Houston woman who sent package bombs to Obama, Greg Abbot tracked down through cat hair in envelopes, jailed for 10 years
A woman from Houston who mailed explosives to former President Barack Obama, Texas Governor Greg Abbott, and the acting director of the Social Security agency Carolyn Colvin, has been sentenced to a 10-year prison term.
The woman, identified as 47-year-old Julia Ann Poff, pleaded guilty in July to transporting the homemade explosives with an intent to kill, injure or intimidate. Poff reportedly sent all of the packages containing improvised booby traps in 2016. Two of the packages were eventually intercepted by postal authorities, however, the device mailed to Abbott was opened by him personally but it did not detonate. Reports state that it did not detonate because Abbot did not "open it the way it was designed to."
The mother-of-four was apprehended after the FBI managed to trace microscopically small amounts of pet hair found inside the envelopes and concluded that they came from the woman's gray cat named Ash.
The 47-year-old, after the hearing on Monday, began reciting Bible verses and stated that her family had helped a lot of people in her locality, according to The Houston Chronicle. However, District Judge Vanessa Gilmore told her to explain her actions.
"Talk to me, don't be reading me Bible verses. I need to understand why you're saying you've done good for so many people and how that squares with the fact that you made bombs and sent them, with the intent to kill," the judge said, according to The Chronicle.

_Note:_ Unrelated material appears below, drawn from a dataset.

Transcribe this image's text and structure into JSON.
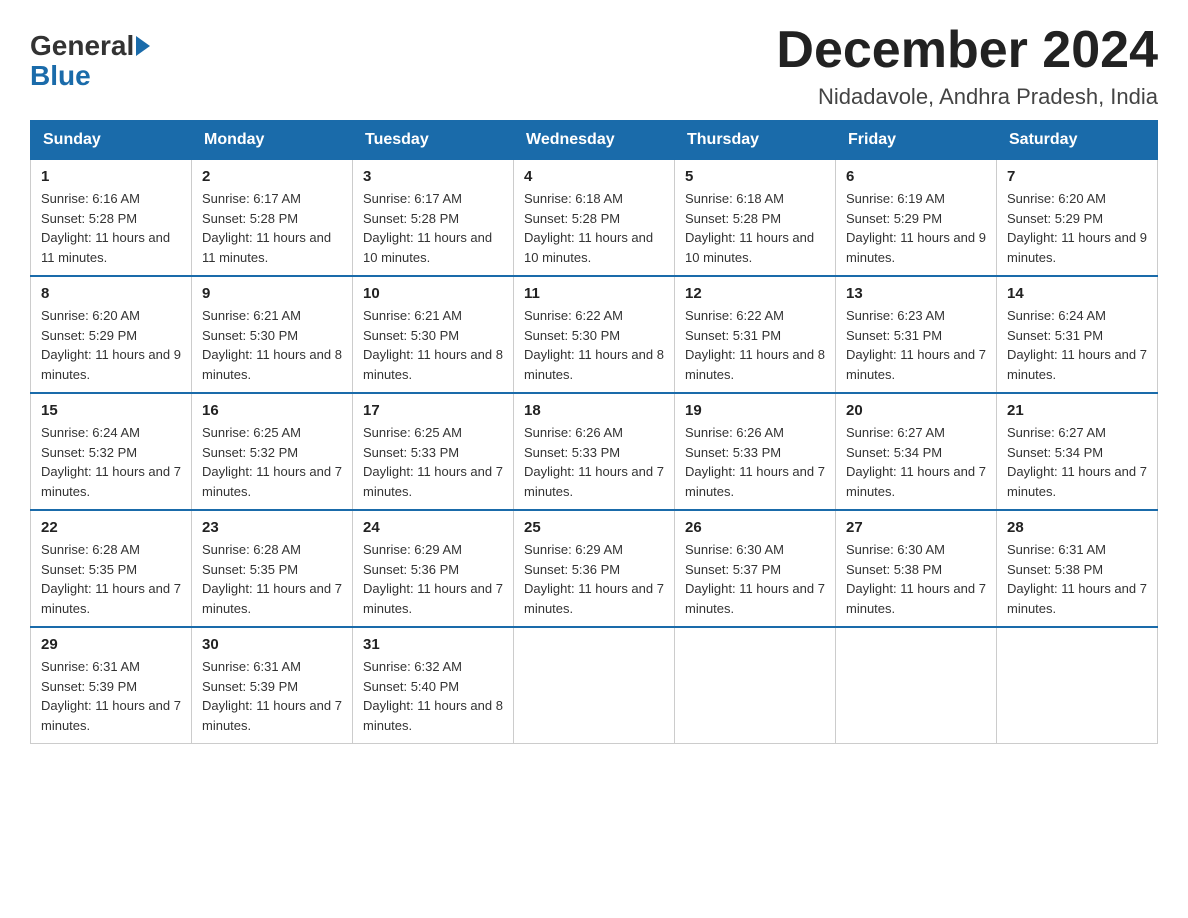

Poff replied while sobbing and said: "'I don't know what we're doing here. We had nothing to do with this. We did not do this." However, after talking to her attorney, she apologized saying: "All I can say is I'm sorry. I'm sorry to the people I've hurt."
Investigators involved in the case said that she admitted she did not like the former president. She is believed to have sent the explosives to Abbott and Colvin because she did not like the way the state dealt with her child support case.
Authorities said that the amount of explosives hidden inside the packages had the potential to cause "severe burns and lots of severe injuries and possible death."
"The court finds the defendant's actions were calculated, pervasive and continuous over an extended period of time," Judge Gilmore said while sentencing Poff, adding that her actions put a lot of people in danger, including mail carriers and sorters working at postal depots.